Parlamento começa a discutir união civil gay

Projeto chega ao Senado nesta quarta-feira (14)

Grupo protesta em Turim em favor de uniões civis entre pessoas do mesmo sexo
Grupo protesta em Turim em favor de uniões civis entre pessoas do mesmo sexo (foto: ANSA)
18:18, 13 OutROMA ZLR

(ANSA) - Motivo de tensões na base aliada do primeiro-ministro Matteo Renzi, o projeto de lei que autoriza as uniões civis entre pessoas do mesmo sexo na Itália começará a ser discutido no Senado nesta quarta-feira (14).
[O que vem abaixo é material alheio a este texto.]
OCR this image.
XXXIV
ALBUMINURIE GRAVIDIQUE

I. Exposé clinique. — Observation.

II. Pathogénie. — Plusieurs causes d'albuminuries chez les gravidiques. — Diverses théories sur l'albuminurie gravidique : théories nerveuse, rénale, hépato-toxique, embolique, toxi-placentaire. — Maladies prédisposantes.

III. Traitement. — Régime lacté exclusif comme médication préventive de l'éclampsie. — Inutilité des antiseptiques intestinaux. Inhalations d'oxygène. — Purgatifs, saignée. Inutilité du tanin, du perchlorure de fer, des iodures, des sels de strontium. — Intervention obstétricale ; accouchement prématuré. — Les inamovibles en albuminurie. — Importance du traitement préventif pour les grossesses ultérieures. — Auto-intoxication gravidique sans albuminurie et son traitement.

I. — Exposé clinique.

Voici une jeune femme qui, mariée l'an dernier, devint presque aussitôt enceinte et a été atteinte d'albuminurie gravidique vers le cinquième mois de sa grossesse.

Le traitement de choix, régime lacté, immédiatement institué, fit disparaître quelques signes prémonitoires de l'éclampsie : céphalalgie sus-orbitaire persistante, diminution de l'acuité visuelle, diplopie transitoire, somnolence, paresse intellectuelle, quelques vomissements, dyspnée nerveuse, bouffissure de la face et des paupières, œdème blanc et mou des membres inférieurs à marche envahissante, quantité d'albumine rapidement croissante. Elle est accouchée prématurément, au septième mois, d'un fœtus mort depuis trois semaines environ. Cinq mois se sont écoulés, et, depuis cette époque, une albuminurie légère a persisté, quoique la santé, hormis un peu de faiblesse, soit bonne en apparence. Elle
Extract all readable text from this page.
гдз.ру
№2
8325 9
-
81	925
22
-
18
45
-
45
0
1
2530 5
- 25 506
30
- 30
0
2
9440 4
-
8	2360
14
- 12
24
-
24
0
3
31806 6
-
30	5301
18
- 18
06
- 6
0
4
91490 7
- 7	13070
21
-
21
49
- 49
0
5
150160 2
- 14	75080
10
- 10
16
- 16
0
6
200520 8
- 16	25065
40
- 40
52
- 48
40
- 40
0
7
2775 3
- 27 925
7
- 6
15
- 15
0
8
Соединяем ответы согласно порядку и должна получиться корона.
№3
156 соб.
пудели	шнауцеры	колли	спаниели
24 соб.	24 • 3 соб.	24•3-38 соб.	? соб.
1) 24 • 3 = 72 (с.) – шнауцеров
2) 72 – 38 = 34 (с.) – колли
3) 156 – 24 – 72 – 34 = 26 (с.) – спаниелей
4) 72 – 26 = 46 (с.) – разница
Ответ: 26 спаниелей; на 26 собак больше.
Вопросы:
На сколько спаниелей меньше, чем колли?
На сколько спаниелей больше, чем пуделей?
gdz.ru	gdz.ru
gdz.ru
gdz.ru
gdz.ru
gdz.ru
    Um dos principais partidos da coalizão governista, o conservador Nova Centro-Direita (NCD), é contra um dos itens do projeto, aquele que permite a adoção do filho biológico do parceiro ou da parceira por parte do cônjuge. Ainda assim, o texto continua proibindo que casais homossexuais adotem crianças.
    Segundo o ministro do Interior Angelino Alfano, líder do NCD, os pequenos "têm direito a uma mãe e a um pai". No passado, o conservador já até ameaçara abandonar a coalizão de Renzi caso fosse aprovado o casamento entre pessoas do mesmo sexo, tema que não deve entrar na pauta do Parlamento por enquanto.
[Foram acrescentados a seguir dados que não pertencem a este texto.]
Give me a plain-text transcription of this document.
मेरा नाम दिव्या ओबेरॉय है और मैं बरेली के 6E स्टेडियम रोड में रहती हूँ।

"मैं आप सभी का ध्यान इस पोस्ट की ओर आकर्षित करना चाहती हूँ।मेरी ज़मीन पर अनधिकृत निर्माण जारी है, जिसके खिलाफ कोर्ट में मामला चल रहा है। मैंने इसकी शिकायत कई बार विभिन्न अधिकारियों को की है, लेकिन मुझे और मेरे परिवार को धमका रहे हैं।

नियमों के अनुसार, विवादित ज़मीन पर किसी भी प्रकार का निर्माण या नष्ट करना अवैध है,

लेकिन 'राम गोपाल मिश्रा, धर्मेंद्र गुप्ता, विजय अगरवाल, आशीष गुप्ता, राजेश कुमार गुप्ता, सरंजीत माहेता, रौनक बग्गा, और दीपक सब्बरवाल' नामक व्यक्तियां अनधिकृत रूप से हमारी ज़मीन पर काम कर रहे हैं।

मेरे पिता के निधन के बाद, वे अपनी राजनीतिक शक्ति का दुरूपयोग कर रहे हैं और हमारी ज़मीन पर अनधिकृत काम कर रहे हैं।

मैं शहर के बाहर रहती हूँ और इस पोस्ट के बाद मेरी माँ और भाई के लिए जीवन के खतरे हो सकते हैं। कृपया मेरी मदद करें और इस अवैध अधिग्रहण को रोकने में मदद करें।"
    Já o primeiro-ministro, que pertence ao centro-esquerdista Partido Democrático (PD), prometeu dar "liberdade de consciência" para seus correligionários votarem. Contudo, o texto que será levado ao Senado é fruto de um amplo acordo dentro da sigla e deve ser apoiado por ela.
    "Espero que se possa discutir sobre as uniões civis sem tons de furor ideológico, mas tentando encontrar um ponto em comum", disse o premier. (ANSA)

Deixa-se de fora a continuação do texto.